With exaggerated care, Leonora picked one up. “Begin at the outside and work your way in. When in doubt, watch your table companions for a cue. Now, let us have no more lessons for this evening. Tell me something about yourself, Sergeant. I know you served under Cousin Wesley with the Somerset Rifles. Were you born and bred in that part the country?”
“Aye…that is…yes, Miss Freemantle. Near Pocklington. Been Archers thereabouts for as long as anyone can recollect. My folk weren’t like yours—traveling from a great family seat in the country to a town house in London or Bath for the winter. We stayed put. I’m the first of my family to ever have gone abroad.”
She flinched at his words and the color drained from her face. “Don’t disdain permanence, Sergeant. Many people would envy you a place to call home.”
“Not if they saw it they wouldn’t.”
Morse could not keep a note of bitterness from his laughter. His family’s tenant cottage, with its smells and drafts that had contributed to the deaths of his three younger sisters—it would have fit inside Laurelwood’s vast dining room with space to spare.
“Is that why you chose to enlist, then? So you could travel far from Somerset?”
Now Morse flinched, remembering what had driven him into the army. “You might say so. A chance to get away from the past. I don’t suppose you can understand that, can you, Miss Freemantle?”
She laid her fork down upon the plate and waited for the serving girl to remove them. Then she looked up at him. “I may understand better than you think. I envy anyone who feels no need to escape his or her past.”
With a wide sweep of his arm, Morse indicated the damask draperies, the marble mantelpiece, the highly polished sideboard. “What could anyone want to escape in all this?”
After a long look Morse could not interpret, Leonora stretched her lips into a fleeting grin. “What, indeed? If you do not wish to dwell on your childhood, perhaps you might tell me about your days as a Rifleman. When did you meet my cousin Wesley?”
Eager for any distraction from painful memories, Morse seized her question. “In India. Did he never tell you the story?”
For a wonder, it did not bother him to speak of Lieutenant Peverill in India. Perhaps because the lad had been so much alive then, with years ahead of him. Or perhaps it was the bond of affection he shared with Leonora for her cousin. Could she be coaxed to share some stories from their childhood?
Indeed she could.
So passed one of the most enjoyable dinners Morse had ever eaten. As an audience for his soldiering stories, Leonora proved superior even to Dickon. The way her eyes trained upon him, her apt questions and perceptive comments, all made him feel proud of his modest accomplishments and minor adventures.
And when she spoke of long-ago summers spent in the country with her cousin, Morse almost felt himself a part of their merry escapades.
He watched with jealous eyes as the serving maid removed his final plate, thinking it a shame this meal must end.
Leonora seemed to divine his thoughts. “I know we must be up early tomorrow to resume our studies. But if you would care to join me in the drawing room, I could play for you on the pianoforte. A gentleman should cultivate some knowledge of music, after all.”
“I should like that very much.”
Morse caught himself staring at her hands again. For the first of many times that evening.

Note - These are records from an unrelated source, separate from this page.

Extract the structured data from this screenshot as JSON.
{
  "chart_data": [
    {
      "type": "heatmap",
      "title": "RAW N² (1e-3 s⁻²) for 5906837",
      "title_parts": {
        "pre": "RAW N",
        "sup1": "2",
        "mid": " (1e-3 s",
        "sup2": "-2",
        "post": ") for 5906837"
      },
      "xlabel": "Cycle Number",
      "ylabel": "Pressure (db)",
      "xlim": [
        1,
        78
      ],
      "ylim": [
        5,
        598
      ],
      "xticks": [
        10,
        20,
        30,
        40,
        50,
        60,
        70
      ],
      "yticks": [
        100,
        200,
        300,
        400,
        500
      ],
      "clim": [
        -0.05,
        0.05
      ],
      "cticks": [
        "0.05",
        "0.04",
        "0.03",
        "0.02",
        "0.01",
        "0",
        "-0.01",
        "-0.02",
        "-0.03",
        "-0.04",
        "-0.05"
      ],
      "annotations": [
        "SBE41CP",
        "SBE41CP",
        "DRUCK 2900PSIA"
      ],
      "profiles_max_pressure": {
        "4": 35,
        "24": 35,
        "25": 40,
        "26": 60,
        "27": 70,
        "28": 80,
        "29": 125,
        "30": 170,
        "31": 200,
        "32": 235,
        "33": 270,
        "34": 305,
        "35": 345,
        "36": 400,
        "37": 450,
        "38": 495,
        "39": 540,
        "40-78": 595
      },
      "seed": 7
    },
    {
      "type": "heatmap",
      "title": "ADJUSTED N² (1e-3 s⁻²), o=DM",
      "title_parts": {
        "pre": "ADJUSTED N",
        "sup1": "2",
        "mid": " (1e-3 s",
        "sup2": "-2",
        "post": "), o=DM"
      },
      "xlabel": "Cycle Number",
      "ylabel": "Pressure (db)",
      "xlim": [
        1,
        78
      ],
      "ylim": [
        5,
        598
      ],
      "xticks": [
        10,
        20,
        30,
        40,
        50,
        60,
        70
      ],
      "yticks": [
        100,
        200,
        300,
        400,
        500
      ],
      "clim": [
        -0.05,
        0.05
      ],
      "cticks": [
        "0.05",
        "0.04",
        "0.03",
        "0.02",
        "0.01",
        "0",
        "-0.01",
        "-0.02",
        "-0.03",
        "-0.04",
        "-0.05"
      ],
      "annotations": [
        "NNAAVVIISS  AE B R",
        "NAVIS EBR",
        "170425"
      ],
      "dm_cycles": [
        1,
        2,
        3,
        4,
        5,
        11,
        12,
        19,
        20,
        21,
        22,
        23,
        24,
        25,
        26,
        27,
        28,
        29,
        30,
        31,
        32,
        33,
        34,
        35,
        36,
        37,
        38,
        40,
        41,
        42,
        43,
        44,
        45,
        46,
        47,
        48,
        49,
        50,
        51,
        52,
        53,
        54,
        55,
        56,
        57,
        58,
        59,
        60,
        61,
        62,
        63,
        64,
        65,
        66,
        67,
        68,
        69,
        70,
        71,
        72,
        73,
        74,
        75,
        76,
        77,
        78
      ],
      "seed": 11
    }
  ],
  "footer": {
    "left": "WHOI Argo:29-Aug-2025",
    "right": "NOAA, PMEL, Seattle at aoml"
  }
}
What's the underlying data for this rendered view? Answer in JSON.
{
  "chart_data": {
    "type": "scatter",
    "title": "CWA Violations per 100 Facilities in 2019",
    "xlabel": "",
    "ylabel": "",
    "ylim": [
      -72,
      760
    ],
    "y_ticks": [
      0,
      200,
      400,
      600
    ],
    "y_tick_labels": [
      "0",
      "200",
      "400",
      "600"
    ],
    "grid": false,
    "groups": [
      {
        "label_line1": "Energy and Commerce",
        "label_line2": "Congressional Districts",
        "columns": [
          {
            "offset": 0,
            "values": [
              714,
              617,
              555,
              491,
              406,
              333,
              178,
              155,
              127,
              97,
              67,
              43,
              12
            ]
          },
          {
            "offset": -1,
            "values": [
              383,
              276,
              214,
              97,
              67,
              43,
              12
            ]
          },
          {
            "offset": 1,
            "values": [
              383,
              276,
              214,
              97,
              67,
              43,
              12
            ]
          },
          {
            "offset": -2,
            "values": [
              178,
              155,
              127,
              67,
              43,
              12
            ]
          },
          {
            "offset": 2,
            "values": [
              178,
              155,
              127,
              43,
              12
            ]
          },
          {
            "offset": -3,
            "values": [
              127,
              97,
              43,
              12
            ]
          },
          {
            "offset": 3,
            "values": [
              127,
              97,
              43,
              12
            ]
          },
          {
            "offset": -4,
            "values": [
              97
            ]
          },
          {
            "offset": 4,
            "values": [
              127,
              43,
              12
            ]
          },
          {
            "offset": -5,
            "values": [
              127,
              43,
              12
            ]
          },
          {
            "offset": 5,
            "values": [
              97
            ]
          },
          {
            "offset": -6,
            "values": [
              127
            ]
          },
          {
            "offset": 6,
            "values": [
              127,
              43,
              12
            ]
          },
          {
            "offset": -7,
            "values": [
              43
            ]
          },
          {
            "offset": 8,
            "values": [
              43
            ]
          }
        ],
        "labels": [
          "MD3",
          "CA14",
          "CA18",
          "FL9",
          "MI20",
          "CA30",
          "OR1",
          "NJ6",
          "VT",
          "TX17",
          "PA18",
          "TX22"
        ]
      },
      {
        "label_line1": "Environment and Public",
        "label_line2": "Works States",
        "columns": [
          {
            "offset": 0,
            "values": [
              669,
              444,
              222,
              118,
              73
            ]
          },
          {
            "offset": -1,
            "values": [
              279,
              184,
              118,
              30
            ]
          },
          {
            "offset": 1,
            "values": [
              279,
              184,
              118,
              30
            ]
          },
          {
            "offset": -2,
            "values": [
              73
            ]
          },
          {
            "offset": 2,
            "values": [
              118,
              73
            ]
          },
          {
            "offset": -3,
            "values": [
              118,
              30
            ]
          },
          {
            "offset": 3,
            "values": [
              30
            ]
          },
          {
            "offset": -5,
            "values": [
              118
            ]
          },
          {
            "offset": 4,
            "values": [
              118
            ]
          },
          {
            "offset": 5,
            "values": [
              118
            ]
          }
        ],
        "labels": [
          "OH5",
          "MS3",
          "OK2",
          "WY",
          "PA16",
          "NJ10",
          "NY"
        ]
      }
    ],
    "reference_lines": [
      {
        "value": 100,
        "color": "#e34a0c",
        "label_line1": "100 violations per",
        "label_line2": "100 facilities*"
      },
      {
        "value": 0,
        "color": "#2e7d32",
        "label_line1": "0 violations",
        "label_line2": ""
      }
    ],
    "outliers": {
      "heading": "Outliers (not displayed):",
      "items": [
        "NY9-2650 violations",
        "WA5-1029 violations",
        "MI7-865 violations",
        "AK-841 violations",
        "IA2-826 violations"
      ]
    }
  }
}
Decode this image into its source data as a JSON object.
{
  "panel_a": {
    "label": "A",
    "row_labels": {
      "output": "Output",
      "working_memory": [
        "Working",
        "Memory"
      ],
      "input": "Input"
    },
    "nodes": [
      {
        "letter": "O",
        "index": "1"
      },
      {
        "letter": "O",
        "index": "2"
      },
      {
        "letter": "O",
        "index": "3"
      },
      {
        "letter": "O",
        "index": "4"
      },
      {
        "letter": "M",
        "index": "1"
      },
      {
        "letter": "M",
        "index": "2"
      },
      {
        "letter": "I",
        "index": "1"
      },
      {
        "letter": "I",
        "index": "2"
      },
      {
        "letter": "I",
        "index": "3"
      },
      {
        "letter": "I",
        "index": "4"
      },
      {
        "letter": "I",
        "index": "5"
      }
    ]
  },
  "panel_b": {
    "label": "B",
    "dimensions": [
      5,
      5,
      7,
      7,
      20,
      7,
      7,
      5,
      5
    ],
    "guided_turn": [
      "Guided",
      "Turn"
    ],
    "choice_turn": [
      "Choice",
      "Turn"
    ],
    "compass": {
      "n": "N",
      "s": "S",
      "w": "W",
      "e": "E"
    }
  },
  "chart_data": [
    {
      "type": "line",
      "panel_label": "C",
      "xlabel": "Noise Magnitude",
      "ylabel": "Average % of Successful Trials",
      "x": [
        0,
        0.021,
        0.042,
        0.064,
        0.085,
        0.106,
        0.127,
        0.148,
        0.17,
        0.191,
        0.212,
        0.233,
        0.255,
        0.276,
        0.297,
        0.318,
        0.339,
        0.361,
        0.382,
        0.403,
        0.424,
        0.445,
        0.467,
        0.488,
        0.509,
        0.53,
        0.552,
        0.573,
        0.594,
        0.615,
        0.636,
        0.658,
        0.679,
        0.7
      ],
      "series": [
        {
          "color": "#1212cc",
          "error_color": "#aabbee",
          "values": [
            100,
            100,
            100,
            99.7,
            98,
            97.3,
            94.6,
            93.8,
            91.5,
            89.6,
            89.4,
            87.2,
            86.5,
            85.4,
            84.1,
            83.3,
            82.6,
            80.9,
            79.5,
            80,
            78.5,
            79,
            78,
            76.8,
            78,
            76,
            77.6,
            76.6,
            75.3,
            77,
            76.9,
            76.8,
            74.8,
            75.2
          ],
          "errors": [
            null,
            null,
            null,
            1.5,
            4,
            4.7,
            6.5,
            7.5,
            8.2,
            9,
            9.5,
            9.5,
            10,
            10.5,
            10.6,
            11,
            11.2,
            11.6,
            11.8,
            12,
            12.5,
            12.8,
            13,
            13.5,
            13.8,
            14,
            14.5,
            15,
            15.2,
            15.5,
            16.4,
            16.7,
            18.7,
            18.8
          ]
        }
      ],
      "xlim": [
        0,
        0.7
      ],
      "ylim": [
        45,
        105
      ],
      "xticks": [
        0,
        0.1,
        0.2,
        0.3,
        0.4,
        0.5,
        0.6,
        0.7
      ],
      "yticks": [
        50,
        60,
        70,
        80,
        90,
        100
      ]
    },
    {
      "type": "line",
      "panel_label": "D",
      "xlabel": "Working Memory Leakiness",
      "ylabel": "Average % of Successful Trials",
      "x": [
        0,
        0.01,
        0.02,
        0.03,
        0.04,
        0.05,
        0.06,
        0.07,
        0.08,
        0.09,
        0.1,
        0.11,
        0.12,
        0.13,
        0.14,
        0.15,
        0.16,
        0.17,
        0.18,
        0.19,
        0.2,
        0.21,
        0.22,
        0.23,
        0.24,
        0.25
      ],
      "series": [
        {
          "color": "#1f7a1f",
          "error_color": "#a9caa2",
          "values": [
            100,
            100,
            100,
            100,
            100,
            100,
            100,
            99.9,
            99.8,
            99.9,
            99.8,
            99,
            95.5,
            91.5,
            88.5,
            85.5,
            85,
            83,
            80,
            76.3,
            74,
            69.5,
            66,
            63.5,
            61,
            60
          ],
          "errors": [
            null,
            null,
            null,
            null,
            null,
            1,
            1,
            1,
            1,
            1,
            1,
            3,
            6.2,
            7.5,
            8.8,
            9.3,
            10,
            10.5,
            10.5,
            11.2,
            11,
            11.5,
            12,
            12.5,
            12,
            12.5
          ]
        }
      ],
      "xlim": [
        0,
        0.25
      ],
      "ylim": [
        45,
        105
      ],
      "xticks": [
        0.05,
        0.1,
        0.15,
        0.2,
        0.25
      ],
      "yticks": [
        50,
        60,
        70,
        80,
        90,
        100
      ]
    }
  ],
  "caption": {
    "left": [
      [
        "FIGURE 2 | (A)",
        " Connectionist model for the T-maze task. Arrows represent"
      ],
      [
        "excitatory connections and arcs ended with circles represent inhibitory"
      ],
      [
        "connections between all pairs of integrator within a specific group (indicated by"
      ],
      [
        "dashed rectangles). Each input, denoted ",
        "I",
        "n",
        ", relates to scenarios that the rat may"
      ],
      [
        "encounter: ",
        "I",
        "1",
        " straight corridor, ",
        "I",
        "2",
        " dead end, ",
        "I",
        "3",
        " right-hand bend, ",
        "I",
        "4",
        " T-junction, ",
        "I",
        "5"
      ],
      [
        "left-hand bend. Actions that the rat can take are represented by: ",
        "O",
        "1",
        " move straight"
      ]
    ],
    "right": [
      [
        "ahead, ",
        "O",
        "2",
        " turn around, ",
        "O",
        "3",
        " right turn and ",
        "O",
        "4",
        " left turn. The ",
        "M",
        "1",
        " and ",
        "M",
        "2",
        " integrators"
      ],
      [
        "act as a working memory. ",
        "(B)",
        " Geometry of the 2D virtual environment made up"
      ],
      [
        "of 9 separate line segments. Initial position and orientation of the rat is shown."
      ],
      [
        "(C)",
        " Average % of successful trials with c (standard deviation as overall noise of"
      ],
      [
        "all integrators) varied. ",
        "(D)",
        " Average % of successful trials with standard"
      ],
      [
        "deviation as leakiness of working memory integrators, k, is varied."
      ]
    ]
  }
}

He had always liked a nice tune, but never before had he heard such music as Leonora played on the pianoforte. Her supple fingers danced across the ivory keys, coaxing forth rich harmonies, some sad, some sweet, that caught Morse by the heart and held him. At times she seemed unaware of his presence, lost in the golden echoes of her art. If he had ever thought Leonora lacked passion, he now knew better.
As the final notes died to a whisper, they both stirred from their trance.
She glanced up at him, a bright blush staining her cheeks. “I fear I am boring you, Sergeant.”
“No.” He strove to frame words of praise half fine enough, but failed. “Not in the least.”
He was only a common soldier, after all. One of the other ranks. A mere servant of his superior officers. How could he hope to appreciate such refinements as learning and art?